IV: Yeah, it’s interesting, I was talking the other day about that same kind of thing with hip-hop – it feels more like an attitude and a way of making music than anything else now. The Sugarhill Gang and Future are both technically hip-hop artists, but are so different. We share a lot of influences though in ambient and hip-hop, and I’m also really into simple music that’s executed well. When I first started making music, all my tracks had two channels and I was like: “How can I pull everything out of just one midi track? How do I get the most out of the least?”
I was listening to a lot of singer-songwriter music [when recording the album], like one person with a guitar kind of stuff – like Adrianne Lenker and Florist were particularly inspiring. That was really good for me, because I think I pulled that kind of attitude into my own songwriting – being less concerned with ideas of legibility and putting faith in an audience to be able to find their own meaning in it. Then I’m always listening to more introspective hip hop stuff, so AKAI SOLO, Earl Sweatshirt and Armand Hammer. That sort of stuff can often be complicated, but there’s also a notion of having short songs – being lyrically dense but delivered in a way that’s never overbearing. So there’s a lot of deliberately short songs [on the album], because I didn’t ever want to get to the point where I was forcing things to get another verse.
It’s interesting you bring up Armand Hammer, I feel like there’s a real movement of artists blending ambient, rap and weirder areas of club music.

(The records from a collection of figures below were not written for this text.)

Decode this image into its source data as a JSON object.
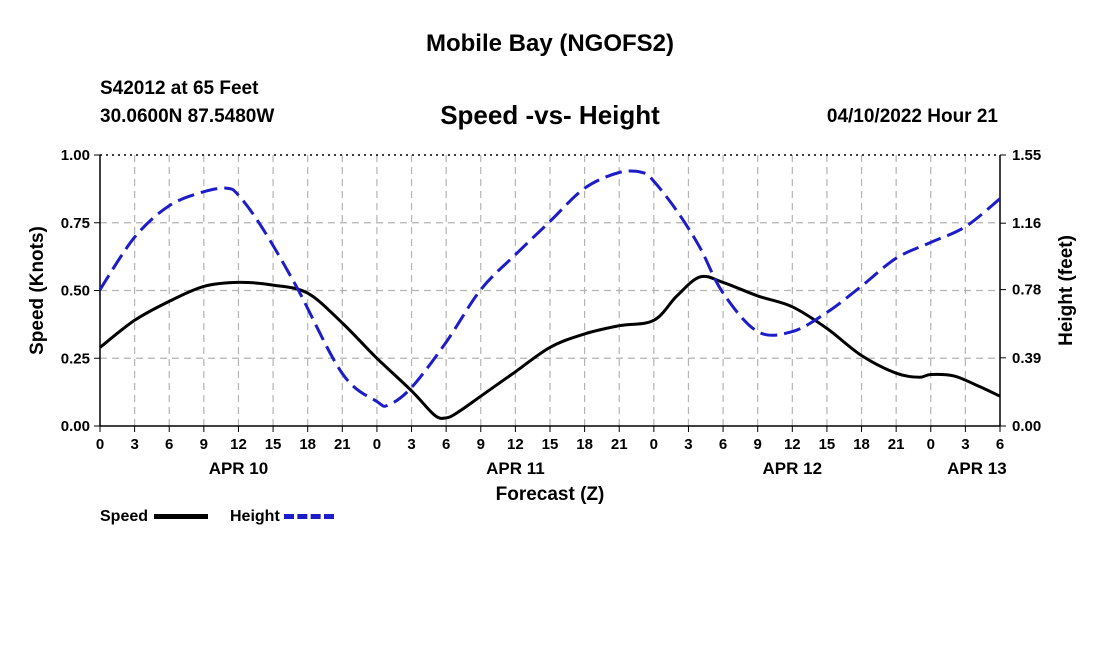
{
  "header": {
    "title": "Mobile Bay (NGOFS2)",
    "station": "S42012 at 65 Feet",
    "coords": "30.0600N  87.5480W",
    "timestamp": "04/10/2022 Hour 21",
    "footer_title": "Mobile Bay (NGOFS2)"
  },
  "chart_data": {
    "type": "line",
    "title": "Speed -vs- Height",
    "xlabel": "Forecast (Z)",
    "ylabel": "Speed (Knots)",
    "y2label": "Height (feet)",
    "x_unit": "hours since Apr 10 00Z",
    "xlim": [
      0,
      78
    ],
    "ylim": [
      0,
      1.0
    ],
    "y2lim": [
      0,
      1.55
    ],
    "x_ticks": [
      0,
      3,
      6,
      9,
      12,
      15,
      18,
      21,
      24,
      27,
      30,
      33,
      36,
      39,
      42,
      45,
      48,
      51,
      54,
      57,
      60,
      63,
      66,
      69,
      72,
      75,
      78
    ],
    "x_tick_labels": [
      "0",
      "3",
      "6",
      "9",
      "12",
      "15",
      "18",
      "21",
      "0",
      "3",
      "6",
      "9",
      "12",
      "15",
      "18",
      "21",
      "0",
      "3",
      "6",
      "9",
      "12",
      "15",
      "18",
      "21",
      "0",
      "3",
      "6"
    ],
    "date_labels": [
      {
        "x": 12,
        "label": "APR 10"
      },
      {
        "x": 36,
        "label": "APR 11"
      },
      {
        "x": 60,
        "label": "APR 12"
      },
      {
        "x": 76,
        "label": "APR 13"
      }
    ],
    "y_ticks": [
      0,
      0.25,
      0.5,
      0.75,
      1.0
    ],
    "y_tick_labels": [
      "0.00",
      "0.25",
      "0.50",
      "0.75",
      "1.00"
    ],
    "y2_ticks": [
      0,
      0.39,
      0.78,
      1.16,
      1.55
    ],
    "y2_tick_labels": [
      "0.00",
      "0.39",
      "0.78",
      "1.16",
      "1.55"
    ],
    "grid": true,
    "series": [
      {
        "name": "Speed",
        "axis": "left",
        "color": "#000000",
        "style": "solid",
        "x": [
          0,
          3,
          6,
          9,
          12,
          15,
          18,
          21,
          24,
          27,
          29,
          30,
          31,
          33,
          36,
          39,
          42,
          45,
          48,
          50,
          52,
          54,
          57,
          60,
          63,
          66,
          69,
          71,
          72,
          74,
          76,
          78
        ],
        "values": [
          0.29,
          0.39,
          0.46,
          0.515,
          0.53,
          0.52,
          0.49,
          0.38,
          0.25,
          0.13,
          0.04,
          0.03,
          0.05,
          0.11,
          0.2,
          0.29,
          0.34,
          0.37,
          0.39,
          0.48,
          0.55,
          0.53,
          0.48,
          0.44,
          0.36,
          0.26,
          0.195,
          0.18,
          0.19,
          0.185,
          0.15,
          0.11
        ]
      },
      {
        "name": "Height",
        "axis": "right",
        "color": "#1c1cc8",
        "style": "dashed",
        "x": [
          0,
          3,
          6,
          9,
          11,
          12,
          14,
          17,
          21,
          24,
          25,
          27,
          30,
          33,
          36,
          39,
          42,
          45,
          47,
          48,
          50,
          52,
          54,
          57,
          60,
          63,
          66,
          69,
          72,
          75,
          78
        ],
        "values": [
          0.78,
          1.08,
          1.26,
          1.34,
          1.36,
          1.32,
          1.14,
          0.8,
          0.3,
          0.14,
          0.12,
          0.22,
          0.48,
          0.78,
          0.98,
          1.17,
          1.36,
          1.45,
          1.45,
          1.4,
          1.23,
          1.02,
          0.76,
          0.54,
          0.54,
          0.65,
          0.8,
          0.96,
          1.05,
          1.14,
          1.3
        ]
      }
    ],
    "legend": "bottom-left"
  }
}
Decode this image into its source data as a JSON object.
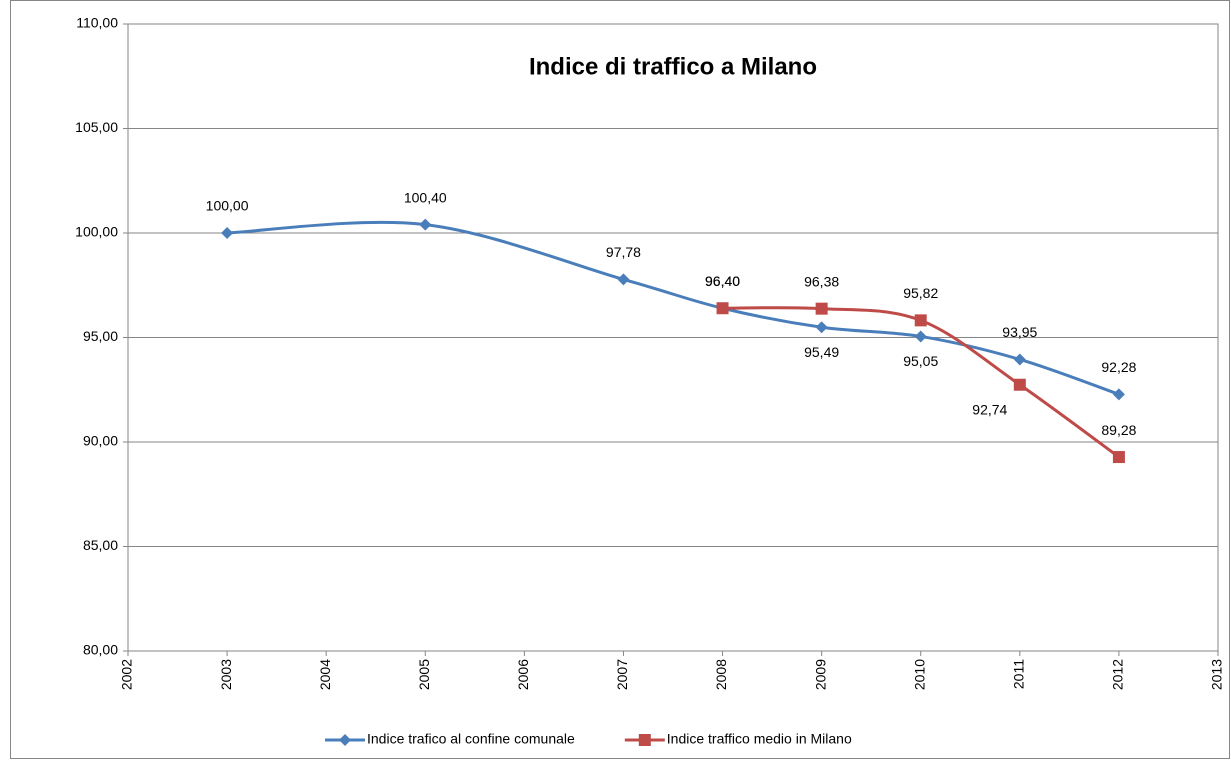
{
  "chart_data": {
    "type": "line",
    "title": "Indice di traffico a Milano",
    "xlim": [
      2002,
      2013
    ],
    "xticks": [
      2002,
      2003,
      2004,
      2005,
      2006,
      2007,
      2008,
      2009,
      2010,
      2011,
      2012,
      2013
    ],
    "ylim": [
      80,
      110
    ],
    "yticks": [
      {
        "value": 80,
        "label": "80,00"
      },
      {
        "value": 85,
        "label": "85,00"
      },
      {
        "value": 90,
        "label": "90,00"
      },
      {
        "value": 95,
        "label": "95,00"
      },
      {
        "value": 100,
        "label": "100,00"
      },
      {
        "value": 105,
        "label": "105,00"
      },
      {
        "value": 110,
        "label": "110,00"
      }
    ],
    "grid": true,
    "smooth": true,
    "legend": "bottom",
    "series": [
      {
        "name": "Indice trafico al confine comunale",
        "color": "#4a7ebb",
        "marker": "diamond",
        "x": [
          2003,
          2005,
          2007,
          2008,
          2009,
          2010,
          2011,
          2012
        ],
        "values": [
          100,
          100.4,
          97.78,
          96.4,
          95.49,
          95.05,
          93.95,
          92.28
        ],
        "value_labels": [
          "100,00",
          "100,40",
          "97,78",
          "96,40",
          "95,49",
          "95,05",
          "93,95",
          "92,28"
        ]
      },
      {
        "name": "Indice traffico medio in Milano",
        "color": "#be4b48",
        "marker": "square",
        "x": [
          2008,
          2009,
          2010,
          2011,
          2012
        ],
        "values": [
          96.4,
          96.38,
          95.82,
          92.74,
          89.28
        ],
        "value_labels": [
          "96,40",
          "96,38",
          "95,82",
          "92,74",
          "89,28"
        ]
      }
    ]
  }
}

IV: The interesting thing about hip-hop is that there are so many rappers in the world that you have to do something very different for anyone to take notice. But yeah, particularly at the moment there’s a really refined mix of club music and ambient, with rapping. You have people rapping over tracks that don’t have drums, or are essentially weird noise experiments – it’s an exciting time.
Can you talk about the process of bringing the music to a live setting, what’s that been like?
N: It’s pretty similar to the record, but I would say it’s pretty difficult to translate my creative process in the studio to a live performance. I work with a lot of over-processed samples, so sometimes it’s hard to translate, but with Iceboy we just do our thing. It’s also way better to share it with someone, I love doing it with them, they have a real presence and they give the show a real performativity. For our first, we didn’t do any rehearsals – the sound check was the first time we played together. But it was good, and a friend of mine works on the lighting design for the show, which is really cool.
IV: It’s a lot more polished than my solo set, which has a lot more jumping about and is more confrontational. But it’s a challenge that I’m really interested in, working out how to perform it on stage. I’ve never not been in control of the music, so giving away control helps me create these spontaneous moments, which I like.
What does You Said You’d Hold My Hand Through The Fire mean to you personally?
IV: Well, the title was one of the most romantic things that has ever been said to me. But the album is odd – it’s weird to write a breakup album and have to talk about it and deal with it afterwards. I’m really proud of it though, it represents a huge step forward for me lyrically and artistically, and I feel quite compassionate towards it as a project and gave me more compassion for the relationship – it changed my life in lots of little ways.
N: In my side, it’s one of the most exciting projects that I’ve ever done. I usually do things very impulsively and then move onto the next thing, but on this we put a lot of effort and energy into building something with a strong narrative and story.
Iceboy Violet and Nueen play at Semibreve Festival, which takes place in Braga between 24-27 October.